Family members of the victims of the Century 16 theater shooting remember their loved ones during a vigil Sunday at the Aurora Municipal Center in Aurora, Colo. Twelve people were killed early Friday in the rampage during a premiere of "The Dark Knight Rises."
AAron Ontiveroz/The Denver Post
This was not a time to dust off preconstructed programs tucked away for just the right tragedy. It was a time for just what both President Obama and challenger Mitt Romney did, which was to put politics aside and express sympathy for the grieving families.
It was time for a moment of silence.
It's a cliche to say that a tragedy like this or shooting rampages at Columbine, Virginia Tech or Tucson, Ariz., are opportunities for a national conversation on violence in our society, but they rarely are. The acts are too singular, their perpetrators too twisted, the circumstances too bizarre to have a meaningful discussion in the heat of the moment.

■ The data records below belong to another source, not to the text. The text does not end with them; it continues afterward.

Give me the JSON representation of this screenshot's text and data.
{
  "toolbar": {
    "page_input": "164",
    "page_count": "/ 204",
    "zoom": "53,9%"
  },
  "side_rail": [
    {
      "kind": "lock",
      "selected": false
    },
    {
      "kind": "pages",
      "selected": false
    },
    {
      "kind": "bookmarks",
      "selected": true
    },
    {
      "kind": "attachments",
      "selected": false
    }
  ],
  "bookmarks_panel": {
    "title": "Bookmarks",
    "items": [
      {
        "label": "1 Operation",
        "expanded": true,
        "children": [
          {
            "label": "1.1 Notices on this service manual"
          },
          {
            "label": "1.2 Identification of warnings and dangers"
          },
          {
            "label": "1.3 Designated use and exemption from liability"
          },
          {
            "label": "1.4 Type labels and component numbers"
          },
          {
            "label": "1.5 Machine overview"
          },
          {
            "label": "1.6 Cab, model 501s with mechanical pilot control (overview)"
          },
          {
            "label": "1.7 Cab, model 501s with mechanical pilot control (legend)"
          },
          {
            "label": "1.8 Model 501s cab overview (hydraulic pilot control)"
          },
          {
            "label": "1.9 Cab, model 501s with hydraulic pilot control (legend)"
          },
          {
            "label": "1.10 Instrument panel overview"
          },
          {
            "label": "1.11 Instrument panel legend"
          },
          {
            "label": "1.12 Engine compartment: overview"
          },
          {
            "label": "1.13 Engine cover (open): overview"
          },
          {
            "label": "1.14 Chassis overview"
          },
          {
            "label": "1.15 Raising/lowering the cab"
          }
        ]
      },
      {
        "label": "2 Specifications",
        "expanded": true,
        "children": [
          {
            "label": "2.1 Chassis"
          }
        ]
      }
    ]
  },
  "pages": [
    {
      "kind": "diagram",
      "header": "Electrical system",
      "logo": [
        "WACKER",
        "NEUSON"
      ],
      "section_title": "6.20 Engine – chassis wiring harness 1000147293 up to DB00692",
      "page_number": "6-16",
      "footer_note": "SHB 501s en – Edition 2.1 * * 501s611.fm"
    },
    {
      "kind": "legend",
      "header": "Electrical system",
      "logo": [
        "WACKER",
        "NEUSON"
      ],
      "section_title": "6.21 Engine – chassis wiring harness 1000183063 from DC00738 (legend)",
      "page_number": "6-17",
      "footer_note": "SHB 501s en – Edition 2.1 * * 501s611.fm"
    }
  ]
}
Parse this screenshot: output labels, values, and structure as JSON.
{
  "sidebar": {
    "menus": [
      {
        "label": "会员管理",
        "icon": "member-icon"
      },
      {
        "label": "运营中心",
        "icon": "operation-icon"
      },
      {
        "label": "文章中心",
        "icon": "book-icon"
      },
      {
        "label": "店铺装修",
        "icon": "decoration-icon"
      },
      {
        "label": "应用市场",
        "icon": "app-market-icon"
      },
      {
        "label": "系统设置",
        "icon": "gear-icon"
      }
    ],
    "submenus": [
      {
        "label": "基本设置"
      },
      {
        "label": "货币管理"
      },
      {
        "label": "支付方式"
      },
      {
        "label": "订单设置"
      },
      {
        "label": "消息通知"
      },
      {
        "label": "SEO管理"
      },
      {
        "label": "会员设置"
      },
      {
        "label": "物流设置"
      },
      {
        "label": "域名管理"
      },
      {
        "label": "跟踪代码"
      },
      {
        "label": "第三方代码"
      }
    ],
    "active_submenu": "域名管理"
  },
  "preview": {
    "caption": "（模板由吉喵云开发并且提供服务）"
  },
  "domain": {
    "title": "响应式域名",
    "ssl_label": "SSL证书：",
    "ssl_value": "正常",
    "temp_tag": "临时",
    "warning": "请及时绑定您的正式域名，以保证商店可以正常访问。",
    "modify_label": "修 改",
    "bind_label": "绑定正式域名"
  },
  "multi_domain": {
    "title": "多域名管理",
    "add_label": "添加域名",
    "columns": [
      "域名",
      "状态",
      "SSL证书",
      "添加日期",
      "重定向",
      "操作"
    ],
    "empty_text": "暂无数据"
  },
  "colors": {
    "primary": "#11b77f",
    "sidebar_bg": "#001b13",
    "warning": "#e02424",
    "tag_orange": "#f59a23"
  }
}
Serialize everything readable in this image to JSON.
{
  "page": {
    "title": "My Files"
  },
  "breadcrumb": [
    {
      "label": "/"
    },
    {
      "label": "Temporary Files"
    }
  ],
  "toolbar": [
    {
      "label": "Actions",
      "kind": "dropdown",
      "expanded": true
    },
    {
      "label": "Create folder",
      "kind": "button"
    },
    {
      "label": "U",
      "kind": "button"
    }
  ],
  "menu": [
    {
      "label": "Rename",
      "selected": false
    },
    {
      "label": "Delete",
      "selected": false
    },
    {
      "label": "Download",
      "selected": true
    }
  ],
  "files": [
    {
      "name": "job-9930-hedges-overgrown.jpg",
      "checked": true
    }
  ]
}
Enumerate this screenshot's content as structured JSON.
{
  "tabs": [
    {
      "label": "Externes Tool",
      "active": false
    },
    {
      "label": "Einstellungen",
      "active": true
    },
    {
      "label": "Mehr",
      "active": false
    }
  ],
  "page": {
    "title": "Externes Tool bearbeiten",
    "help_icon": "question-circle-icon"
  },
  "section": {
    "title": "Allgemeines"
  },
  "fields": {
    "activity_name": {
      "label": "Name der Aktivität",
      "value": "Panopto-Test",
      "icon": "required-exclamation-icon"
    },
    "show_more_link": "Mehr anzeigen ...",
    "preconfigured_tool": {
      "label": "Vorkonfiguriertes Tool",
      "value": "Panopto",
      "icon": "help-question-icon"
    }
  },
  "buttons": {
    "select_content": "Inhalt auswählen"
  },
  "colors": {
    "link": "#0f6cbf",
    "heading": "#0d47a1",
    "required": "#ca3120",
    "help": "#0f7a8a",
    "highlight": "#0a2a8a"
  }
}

The moment of silence will come to an end, however, and there will be a time when the broad discussion about public policy should begin.
The topic of these conversations should include whether we are doing enough to keep the tools of mass murder out of the hands of mentally unstable people.
The question is not whether Americans have the right to bear arms. Of course we do. But the question should be what limits are acceptable.
We already ban fully automatic firearms and artillery pieces. What rationale allows those limits but permits the legal sale of semi-automatic weapons with high-capacity magazines? When does the purchase of large amounts of ammunition become a matter of public concern?
Until last Friday, the Aurora, Colo., gunman was by all accounts a law-abiding citizen who used legal means to arm himself. He was shielded by the same laws that the vast majority of gun owners use to protect themselves, as is their constitutional right.
But it would be wrong for us to accept this latest murder spree as an unfortunate cost of living in a free society.
If a dozen people had been killed by a terrorist last week, we would know what to do. Americans would feel that they were under attack, and would want to protect themselves.
There may not be a solution that would completely prevent another event like this from ever happening again, but we should at least talk about ways that could make them less likely or less lethal.
This may not be the moment to have that conversation, but it should come soon.